Spies passed photos, tape recordings and “most interesting, even scandalous” gossip involving senior royal figures, according to the Mail.

But spies failed in a sting operation on then future leader Harold Wilson, setting up a 'honey trap' for him in a Moscow hotel.

Female agents posing as prostitutes patrolled the hotel overlooking the Kremlin, with a camera planted in a chandelier in his bedroom.
But when the film was developed, Wilson's face was disguised.

Colonel Vadim Goncharov, who has since died, was the KGB chief in charge of the snooping operations, and he was ordered by bosses to go on television to deny the claims, fearing they would cast a shadow over the Queen's first and only visit to Russia in 1994.

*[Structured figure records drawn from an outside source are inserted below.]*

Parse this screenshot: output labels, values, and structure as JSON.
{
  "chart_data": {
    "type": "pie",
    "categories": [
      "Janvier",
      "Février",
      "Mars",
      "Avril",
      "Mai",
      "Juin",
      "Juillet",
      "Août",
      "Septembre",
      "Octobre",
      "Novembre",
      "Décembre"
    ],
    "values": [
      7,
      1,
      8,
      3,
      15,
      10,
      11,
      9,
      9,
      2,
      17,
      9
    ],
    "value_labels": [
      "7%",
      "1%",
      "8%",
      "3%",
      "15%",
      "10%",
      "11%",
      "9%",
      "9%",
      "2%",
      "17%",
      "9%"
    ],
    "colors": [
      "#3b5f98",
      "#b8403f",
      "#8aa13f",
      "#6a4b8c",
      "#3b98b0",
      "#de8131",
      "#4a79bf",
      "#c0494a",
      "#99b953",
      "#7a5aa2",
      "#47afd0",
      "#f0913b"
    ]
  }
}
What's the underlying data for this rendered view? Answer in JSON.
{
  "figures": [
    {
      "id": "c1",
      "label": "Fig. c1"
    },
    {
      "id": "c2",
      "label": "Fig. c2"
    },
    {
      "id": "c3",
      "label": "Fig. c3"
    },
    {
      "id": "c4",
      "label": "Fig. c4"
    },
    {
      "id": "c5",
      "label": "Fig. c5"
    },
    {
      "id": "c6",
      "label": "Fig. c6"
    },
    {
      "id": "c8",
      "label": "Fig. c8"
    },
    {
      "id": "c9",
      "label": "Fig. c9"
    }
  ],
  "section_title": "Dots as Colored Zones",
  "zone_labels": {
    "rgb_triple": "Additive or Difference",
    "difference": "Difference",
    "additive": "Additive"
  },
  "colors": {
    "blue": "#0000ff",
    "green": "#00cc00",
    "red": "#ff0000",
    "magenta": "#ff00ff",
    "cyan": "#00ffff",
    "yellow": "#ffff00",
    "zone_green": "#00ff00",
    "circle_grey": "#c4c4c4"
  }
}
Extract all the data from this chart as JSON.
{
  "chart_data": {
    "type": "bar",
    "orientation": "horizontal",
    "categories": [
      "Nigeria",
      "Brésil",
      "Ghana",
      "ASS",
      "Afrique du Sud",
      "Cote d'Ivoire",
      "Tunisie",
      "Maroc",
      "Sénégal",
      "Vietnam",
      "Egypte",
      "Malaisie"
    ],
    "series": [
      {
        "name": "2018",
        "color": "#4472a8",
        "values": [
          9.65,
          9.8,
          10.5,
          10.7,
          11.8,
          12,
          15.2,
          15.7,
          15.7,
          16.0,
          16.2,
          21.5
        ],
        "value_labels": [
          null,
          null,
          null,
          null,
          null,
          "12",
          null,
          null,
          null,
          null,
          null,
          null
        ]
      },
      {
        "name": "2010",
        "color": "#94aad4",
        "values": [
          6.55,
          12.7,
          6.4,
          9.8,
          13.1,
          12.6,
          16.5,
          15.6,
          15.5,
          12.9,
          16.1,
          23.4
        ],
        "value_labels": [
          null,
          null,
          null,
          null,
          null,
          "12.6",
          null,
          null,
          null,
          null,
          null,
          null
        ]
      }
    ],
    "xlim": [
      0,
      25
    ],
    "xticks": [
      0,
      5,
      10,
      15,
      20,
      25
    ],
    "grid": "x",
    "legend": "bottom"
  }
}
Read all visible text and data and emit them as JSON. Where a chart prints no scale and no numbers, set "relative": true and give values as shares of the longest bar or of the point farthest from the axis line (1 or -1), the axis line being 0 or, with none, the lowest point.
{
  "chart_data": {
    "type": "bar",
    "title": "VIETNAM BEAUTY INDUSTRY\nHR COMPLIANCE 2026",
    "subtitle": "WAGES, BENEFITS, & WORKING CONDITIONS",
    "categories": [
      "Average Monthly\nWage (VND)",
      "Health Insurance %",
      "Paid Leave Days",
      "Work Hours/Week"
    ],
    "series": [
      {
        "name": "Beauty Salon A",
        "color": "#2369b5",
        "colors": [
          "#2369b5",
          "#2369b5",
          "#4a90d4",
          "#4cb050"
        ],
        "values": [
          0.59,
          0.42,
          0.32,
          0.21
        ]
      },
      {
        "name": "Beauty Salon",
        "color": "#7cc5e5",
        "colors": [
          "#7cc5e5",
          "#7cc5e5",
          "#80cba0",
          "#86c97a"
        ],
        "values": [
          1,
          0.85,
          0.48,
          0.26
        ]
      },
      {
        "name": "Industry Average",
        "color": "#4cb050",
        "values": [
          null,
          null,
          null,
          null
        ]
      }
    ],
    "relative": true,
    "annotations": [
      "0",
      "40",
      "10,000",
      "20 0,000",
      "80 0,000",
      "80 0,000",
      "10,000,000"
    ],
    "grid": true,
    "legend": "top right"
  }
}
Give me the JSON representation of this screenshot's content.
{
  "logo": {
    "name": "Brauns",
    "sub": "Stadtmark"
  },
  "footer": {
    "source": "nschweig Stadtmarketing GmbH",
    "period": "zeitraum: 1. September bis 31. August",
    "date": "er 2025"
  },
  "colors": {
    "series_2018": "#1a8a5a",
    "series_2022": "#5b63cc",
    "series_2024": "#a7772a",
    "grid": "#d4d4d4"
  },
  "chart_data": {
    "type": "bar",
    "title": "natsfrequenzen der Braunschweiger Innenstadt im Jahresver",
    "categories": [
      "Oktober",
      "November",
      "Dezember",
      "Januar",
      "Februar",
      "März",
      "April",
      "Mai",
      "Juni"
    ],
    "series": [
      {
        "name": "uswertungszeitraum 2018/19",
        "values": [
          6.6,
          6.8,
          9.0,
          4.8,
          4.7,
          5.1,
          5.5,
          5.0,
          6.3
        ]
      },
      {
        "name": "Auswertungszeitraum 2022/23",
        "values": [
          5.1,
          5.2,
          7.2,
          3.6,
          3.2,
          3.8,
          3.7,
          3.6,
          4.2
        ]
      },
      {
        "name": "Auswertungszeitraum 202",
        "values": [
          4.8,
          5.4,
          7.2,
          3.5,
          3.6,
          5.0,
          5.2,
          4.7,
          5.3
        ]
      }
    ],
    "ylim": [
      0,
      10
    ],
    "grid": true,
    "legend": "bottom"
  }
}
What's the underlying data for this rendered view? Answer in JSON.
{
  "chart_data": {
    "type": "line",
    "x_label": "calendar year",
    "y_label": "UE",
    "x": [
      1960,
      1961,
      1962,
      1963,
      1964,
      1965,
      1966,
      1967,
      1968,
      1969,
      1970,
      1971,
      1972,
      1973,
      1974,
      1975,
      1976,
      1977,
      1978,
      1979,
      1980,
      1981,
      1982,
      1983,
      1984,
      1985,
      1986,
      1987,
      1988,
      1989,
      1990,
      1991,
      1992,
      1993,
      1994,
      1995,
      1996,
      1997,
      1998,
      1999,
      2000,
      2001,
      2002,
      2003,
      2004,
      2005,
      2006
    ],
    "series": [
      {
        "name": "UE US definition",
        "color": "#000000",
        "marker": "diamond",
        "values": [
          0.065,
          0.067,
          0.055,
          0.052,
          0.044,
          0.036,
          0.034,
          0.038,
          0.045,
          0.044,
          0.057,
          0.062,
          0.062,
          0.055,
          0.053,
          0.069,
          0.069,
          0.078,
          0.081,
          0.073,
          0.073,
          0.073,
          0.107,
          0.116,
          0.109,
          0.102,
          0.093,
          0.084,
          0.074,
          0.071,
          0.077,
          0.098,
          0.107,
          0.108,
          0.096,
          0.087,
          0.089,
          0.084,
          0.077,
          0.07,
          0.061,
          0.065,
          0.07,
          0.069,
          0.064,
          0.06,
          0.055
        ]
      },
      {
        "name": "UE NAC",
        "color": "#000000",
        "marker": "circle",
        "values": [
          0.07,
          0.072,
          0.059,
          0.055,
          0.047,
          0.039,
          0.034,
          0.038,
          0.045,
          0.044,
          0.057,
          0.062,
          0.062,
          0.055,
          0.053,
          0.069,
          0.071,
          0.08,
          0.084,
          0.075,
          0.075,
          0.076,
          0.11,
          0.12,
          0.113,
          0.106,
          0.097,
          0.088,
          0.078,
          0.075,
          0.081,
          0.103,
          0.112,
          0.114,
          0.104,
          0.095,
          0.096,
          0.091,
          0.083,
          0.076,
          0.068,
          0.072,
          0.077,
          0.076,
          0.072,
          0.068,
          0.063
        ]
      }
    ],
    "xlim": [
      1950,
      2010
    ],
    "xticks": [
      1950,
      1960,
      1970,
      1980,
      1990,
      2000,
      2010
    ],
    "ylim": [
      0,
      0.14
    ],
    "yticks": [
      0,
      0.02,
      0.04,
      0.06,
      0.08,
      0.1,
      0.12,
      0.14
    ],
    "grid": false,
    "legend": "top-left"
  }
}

But last week Russia newspaper Komsomolskaya Pravda boasted that among Goncharov's successes was “the bugging of drunken parties of the British Princess Margaret”.

A book to be published next year, entitled, “The Kremlin v The Windsors”, by the paper's Gennady Sokolov will provide further details of the operation, the Mail reported quoting the Russia newspaper.

Master spy Goncharov, who staged stings in more than 100 countries and survived assassination attempts, said of the Princess Margaret operation: “As I recall there were no lovers, though there was a visitor. On this occasion our interest was in getting confidential information which would open certain doors for us in Britain.”

On the failed attempt at trapping Wilson, he said: “It was as if he was playing games with us.”